Higher anxiety scores were associated with lower VVTI. The protocol to obtain ECG was designed to minimise anxiety during collection of data, however some dogs still demonstrated signs of anxiety and further modifications such as prolonged acclimatisation or permitting owner presence in future studies may further reduce anxiety. As the change in VVTI from baseline was important in this study and anxiety scores did not increase in each dog over time the fact that VVTI scores from dogs in PR was higher than dogs in CR suggests the level of anxiety did not significantly influence our findings.

Dogs in which concurrent cardiac disease was suspected were not included. Echocardiography was not performed in all dogs prior to the first dose of doxorubicin. It is possible that dogs with subclinical cardiac disease were included in this study. While inclusion criteria could have required an echocardiogram prior to treatment, published literature in dogs with mitral valve disease suggests that subclinical cardiac disease would not have significantly affected VVTI (Häggström et al. 1996). Moreover, echocardiogram cannot predict doxorubicin-induced cardiotoxicity in dogs, calling into question its necessity prior to treatment (Ratterree et al. 2012; Tater et al. 2012).

Fewer values were obtained of dogs with fulminant lymphoma compared to dogs in PR or CR for multiple reasons. As canine non-Hodgkin’s lymphoma is rapidly proliferative, rapid remission is achieved in most dogs within one to three weeks of starting chemotherapy. Therefore, dogs contributed more scores when in PR or CR compared to when OR. This study was designed to include dogs already receiving chemotherapy and therefore without baseline values. This was deliberate in order to maximize the number of dogs recruited to the study and to increase the number of samples for analysis. It also ensured that the chemotherapy was initiated at time of diagnosis without delay in treatment to obtain baseline VVTI scores, as sedation was often used for diagnostics.

The impact of chemotherapy on VVTI is unclear although in human oncology, reduced HRV was found following treatment with anthracyclines (Tjeerdsma et al. 1999).

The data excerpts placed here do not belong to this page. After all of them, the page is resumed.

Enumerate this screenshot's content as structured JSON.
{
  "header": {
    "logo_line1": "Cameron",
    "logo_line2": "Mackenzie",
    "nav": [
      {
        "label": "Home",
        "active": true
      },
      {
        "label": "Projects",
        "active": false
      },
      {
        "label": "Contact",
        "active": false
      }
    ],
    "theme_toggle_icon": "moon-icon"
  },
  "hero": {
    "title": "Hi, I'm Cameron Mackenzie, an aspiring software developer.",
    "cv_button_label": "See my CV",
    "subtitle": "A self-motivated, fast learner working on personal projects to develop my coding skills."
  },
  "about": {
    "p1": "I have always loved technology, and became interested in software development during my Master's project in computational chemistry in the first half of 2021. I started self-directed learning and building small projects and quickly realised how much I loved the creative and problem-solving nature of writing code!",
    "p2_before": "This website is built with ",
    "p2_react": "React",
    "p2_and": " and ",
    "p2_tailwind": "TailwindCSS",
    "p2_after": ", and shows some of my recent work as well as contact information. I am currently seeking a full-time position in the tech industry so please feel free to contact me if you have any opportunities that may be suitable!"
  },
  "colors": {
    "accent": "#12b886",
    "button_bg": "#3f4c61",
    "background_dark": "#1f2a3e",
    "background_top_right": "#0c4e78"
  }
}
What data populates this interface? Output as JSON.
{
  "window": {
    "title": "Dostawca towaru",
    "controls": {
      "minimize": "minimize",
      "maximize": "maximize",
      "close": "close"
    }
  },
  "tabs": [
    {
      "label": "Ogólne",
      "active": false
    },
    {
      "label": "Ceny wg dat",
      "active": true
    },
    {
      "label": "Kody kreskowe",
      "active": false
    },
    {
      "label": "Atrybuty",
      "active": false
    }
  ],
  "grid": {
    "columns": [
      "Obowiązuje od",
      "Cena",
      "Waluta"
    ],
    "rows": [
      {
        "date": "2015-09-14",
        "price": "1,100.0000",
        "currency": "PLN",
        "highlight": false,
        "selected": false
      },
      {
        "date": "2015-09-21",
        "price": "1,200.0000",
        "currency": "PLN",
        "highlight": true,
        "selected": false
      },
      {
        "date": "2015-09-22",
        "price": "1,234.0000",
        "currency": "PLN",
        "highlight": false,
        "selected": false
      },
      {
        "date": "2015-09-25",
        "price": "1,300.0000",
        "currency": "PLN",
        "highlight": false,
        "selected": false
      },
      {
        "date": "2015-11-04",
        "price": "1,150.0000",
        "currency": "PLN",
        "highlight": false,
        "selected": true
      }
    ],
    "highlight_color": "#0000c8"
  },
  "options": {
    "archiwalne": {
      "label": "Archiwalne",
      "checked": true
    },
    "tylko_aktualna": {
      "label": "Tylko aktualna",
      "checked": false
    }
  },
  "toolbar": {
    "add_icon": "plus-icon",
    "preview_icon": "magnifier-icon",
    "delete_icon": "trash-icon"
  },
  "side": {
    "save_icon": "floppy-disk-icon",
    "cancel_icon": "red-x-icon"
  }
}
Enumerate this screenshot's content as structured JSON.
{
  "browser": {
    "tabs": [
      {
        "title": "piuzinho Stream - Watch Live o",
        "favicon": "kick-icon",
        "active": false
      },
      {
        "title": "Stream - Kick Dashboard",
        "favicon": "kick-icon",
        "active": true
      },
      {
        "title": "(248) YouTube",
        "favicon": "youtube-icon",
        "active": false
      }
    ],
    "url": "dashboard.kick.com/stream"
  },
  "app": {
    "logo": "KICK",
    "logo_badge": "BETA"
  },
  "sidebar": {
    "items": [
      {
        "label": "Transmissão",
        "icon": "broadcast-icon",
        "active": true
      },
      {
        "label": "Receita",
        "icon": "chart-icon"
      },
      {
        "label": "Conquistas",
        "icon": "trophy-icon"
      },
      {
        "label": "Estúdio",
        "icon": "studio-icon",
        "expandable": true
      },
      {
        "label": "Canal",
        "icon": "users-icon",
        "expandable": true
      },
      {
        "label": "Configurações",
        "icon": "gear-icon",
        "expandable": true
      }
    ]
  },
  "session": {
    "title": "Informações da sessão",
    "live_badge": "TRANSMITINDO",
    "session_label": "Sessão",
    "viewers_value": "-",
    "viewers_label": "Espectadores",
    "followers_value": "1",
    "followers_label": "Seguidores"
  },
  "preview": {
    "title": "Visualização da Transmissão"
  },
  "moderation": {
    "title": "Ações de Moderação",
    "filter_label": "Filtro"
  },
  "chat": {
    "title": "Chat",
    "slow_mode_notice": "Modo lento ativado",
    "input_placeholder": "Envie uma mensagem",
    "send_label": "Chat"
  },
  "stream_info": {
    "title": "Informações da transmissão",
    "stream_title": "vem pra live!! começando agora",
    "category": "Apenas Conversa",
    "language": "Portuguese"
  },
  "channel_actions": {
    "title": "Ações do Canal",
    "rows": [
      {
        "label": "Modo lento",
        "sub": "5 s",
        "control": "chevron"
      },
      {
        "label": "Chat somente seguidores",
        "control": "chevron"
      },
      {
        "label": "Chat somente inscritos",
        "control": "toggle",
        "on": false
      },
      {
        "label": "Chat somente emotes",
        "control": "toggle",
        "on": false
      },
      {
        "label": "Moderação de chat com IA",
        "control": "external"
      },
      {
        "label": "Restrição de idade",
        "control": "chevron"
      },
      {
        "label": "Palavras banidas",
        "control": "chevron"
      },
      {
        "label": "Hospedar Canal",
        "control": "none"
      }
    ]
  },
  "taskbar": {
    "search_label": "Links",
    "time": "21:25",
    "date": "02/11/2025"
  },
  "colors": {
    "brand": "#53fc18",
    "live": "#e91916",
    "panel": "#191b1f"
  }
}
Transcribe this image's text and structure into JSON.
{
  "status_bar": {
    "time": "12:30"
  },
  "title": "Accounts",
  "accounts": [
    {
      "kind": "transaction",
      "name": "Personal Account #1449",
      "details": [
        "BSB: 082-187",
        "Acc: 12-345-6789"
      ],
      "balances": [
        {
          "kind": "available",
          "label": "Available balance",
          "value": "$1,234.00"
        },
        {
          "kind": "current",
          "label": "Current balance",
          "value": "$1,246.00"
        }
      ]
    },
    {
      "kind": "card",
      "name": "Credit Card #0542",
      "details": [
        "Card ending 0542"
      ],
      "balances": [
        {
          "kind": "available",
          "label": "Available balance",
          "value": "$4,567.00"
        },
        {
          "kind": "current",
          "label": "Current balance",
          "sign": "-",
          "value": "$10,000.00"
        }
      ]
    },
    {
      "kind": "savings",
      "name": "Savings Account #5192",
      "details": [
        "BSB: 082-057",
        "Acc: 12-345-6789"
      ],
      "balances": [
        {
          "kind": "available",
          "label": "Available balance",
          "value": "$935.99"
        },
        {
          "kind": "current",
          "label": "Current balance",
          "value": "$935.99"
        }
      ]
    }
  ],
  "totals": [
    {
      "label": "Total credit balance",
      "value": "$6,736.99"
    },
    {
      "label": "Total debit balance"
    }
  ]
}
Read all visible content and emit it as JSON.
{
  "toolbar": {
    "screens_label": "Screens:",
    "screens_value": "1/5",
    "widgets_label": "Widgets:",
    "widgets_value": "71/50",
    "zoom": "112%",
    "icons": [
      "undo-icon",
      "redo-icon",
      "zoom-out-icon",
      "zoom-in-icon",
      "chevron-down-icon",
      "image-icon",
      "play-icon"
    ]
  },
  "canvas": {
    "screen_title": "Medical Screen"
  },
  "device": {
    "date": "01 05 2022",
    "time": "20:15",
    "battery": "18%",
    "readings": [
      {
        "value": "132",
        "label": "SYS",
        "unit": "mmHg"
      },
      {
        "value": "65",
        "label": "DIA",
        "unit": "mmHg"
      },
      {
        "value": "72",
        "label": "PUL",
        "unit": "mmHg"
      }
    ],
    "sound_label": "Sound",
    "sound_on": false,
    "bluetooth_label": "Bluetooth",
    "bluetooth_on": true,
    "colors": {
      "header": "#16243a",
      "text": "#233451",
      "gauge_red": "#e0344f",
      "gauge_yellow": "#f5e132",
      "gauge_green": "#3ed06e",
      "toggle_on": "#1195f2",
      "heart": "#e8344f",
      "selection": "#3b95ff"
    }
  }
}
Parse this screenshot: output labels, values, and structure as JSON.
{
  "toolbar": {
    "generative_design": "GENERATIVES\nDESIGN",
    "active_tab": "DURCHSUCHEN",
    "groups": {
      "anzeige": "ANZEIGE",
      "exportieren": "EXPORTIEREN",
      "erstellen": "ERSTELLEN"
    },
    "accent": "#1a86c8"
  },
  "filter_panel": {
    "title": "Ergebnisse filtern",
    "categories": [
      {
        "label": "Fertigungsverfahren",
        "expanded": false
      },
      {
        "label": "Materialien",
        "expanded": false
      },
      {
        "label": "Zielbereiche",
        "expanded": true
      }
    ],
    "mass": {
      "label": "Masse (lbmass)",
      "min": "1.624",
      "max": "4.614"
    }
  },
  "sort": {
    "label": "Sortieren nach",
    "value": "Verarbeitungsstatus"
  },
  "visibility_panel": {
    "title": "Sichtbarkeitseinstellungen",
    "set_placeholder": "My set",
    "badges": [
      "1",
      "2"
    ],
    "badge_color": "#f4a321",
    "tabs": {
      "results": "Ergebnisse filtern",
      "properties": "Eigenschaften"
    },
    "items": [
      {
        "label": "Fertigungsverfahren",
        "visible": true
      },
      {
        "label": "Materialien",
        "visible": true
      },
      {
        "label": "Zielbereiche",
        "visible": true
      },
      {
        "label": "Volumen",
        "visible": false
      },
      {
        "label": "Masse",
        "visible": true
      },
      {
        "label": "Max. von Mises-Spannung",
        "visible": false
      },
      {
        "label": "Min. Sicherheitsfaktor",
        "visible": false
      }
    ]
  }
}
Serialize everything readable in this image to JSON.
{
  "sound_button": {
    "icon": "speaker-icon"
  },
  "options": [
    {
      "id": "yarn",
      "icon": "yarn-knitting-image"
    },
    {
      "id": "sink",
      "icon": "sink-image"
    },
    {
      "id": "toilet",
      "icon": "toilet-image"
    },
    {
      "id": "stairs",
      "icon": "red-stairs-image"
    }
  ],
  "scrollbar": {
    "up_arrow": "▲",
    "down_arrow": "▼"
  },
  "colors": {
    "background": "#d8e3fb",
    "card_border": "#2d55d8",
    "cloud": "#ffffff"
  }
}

Doxorubicin treatments as part of the CHOP protocol in our study may have influenced the VVTI scores in this population, however exploratory analysis did not show any obvious correlation of VVTI with increasing numbers of doxorubicin doses or chemotherapy treatments overall. Additionally, VVTI values from dogs on chemotherapy were not markedly different from dogs off chemotherapy following completion of their protocol. It was not the primary aim of this pilot study to accurately evaluate associations between VVTI and clinical variables other than remission status, however it was interesting to evaluate for hypothesis-generation purposes. Likewise, as the study involved multiple statistical comparisons there was a risk of increased type I errors. There were no clear associations with multiple clinical variables and VVTI, and although it is possible that a larger study could reveal an association, VVTI may instead be an independent variable.

Conclusions

In conclusion, there were no significant differences in VVTI between dogs in remission compared to dogs with overt lymphoma in this initial pilot study. Surprisingly, PR VVTIs were higher than VVTIs of dogs in CR. This is the first study to indicate that VVTI varies over the course of canine lymphoma treatment. Further studies will be essential to improve understanding of the pathophysiology of autonomic tone in dogs with lymphoma or other neoplastic diseases. A larger study population will be required to determine if clear prognostic potential exists, as has been shown in humans.